Following the Mancy scandal, a report validates the split of medico-educational activities

The risks are well identified, as is the strong opposition of the personnel, which has manifested itself on numerous occasions. Nothing worked: the two mandated experts judged appropriate, in a long report, the transfer of the therapeutic activities of the Office médico-pédagogiques (OMP) to the HUG, either to its Service of psychiatry of the child and the teenager (SPEA). Their conclusion is in line with the wishes of the head of the Geneva Department of Public Education (DIP), Anne Emery-Torracinta. The issue is not as abstruse as the four acronyms placed in a single sentence, which reflect the technicality of the subject, suggest; it resides in the philosophy governing the care of pupils with special needs. Distinguish the educational from the medical or, conversely, favor an interdisciplinary approach.
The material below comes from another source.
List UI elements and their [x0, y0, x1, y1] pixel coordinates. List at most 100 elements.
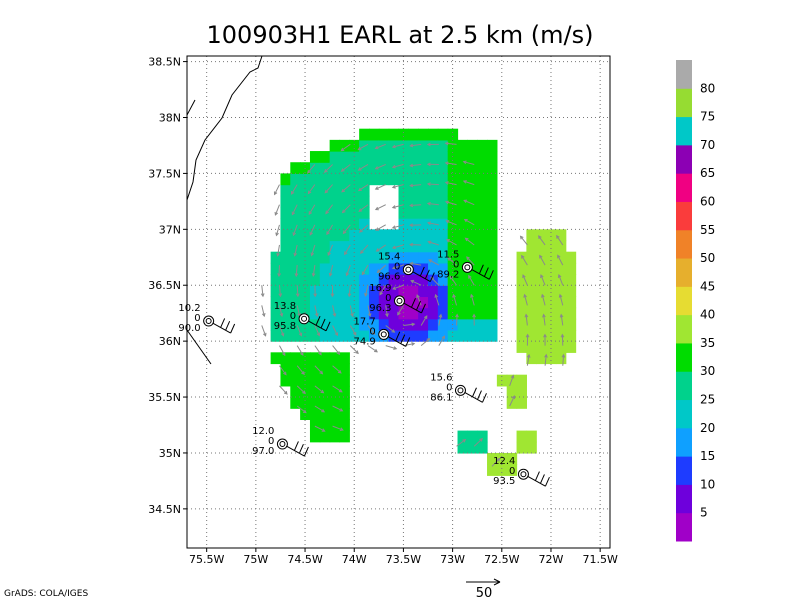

This reflection is part of the continuity of the scandal of abuse that occurred in the home for young autistic people de Mancy.

For Professor Kerstin von Plessen, head of the University Department of Child and Adolescent Psychiatry at the CHUV, and Dr Romain Lanners, director of the Swiss Center for Specialized Education, it is desirable to attach the ambulatory device of the OMP (psychiatry and psychotherapy), disseminated in ten centers distributed in the canton, near schools, at the offer of the HUG, in charge of child psychiatric cases which we will qualify as heavy. However, it would not be a question of completely leaving the bosom of the school, but of deploying “mobile teams” which would crisscross the establishments. Such an attachment could “improve the care of young people with mental health problems in Geneva”.

Fear of a “dismantling”

If the proposal should instil more coherence in the detection and management of psychiatric cases, it also has the effect of dissociating them from specialized pedagogy, which covers speech therapy, psychology and psychomotricity. This could produce the same inconsistencies that the splitting of OMP’s activities is supposed to remedy. This project aroused, and still arouses, strong opposition that its 1,100 employees have expressed on several occasions. They fear that this “dismantling” will reduce to nothing the long interdisciplinary tradition which has nourished the work of this office.

Read also: “The State has failed”: the deputies deliver a severe political analysis of the Mancy scandal

In November, a therapist explained to the Temps, which had collected the testimony of seven employees exercising in care as in pedagogy, the difference in fundamental culture which separates the HUG from the OMP: “The HUG provide care, in the short term, with profitability requirements. These children require an approach focused on their long-term development, not a diagnosis.”

Among the risks associated with this transfer, the report highlights a possible “reduction in the quality of interventions with the child”, an “impoverishment” of care, a “loss of closeness with the families” and a “impact negative about networking”. But the experts evacuate this discussion by limiting them to grievances from employees. Above all, they see opportunities, such as better continuity of care, especially during school holidays, a probable reduction in “long waiting times” or a finer definition of priority cases.

Read also: In Geneva, vagueness reigns around the reception of toddlers with developmental disabilities

Transfer “indispensable, even inevitable”

For the experts, the affair is not free from risks either for the HUG, which will have to embark on a cultural revolution: a “new logic” and a “significant reorganization” which will “probably” lead to the departure of the people who enjoy being in the rear and who do not necessarily want to be at the front, on the “field”. Not to mention the distance that could “pejorate the anchoring of consultations” in the neighborhoods.

For further: In Geneva, Anne Emery-Torracinta bequeaths a weakened DIP

Despite everything, this transfer is “indispensable, even inevitable”, conclude the experts. In response, the PLR ​​deputy Alexandre de Senarclens, who tabled a motion last fall asking for the abandonment of the split project, believes that this report only endorses the vision of Anne Emery-Torracinta, whose mandate comes in its term: “She bequeaths one more anti-personnel mine to her successor, to whom falls the mission of analyzing the dysfunctions of the OMP in the light of all the reports, some saying the exact opposite of the one who is submitted to us today.”

find our file dedicated to the Mancy affair.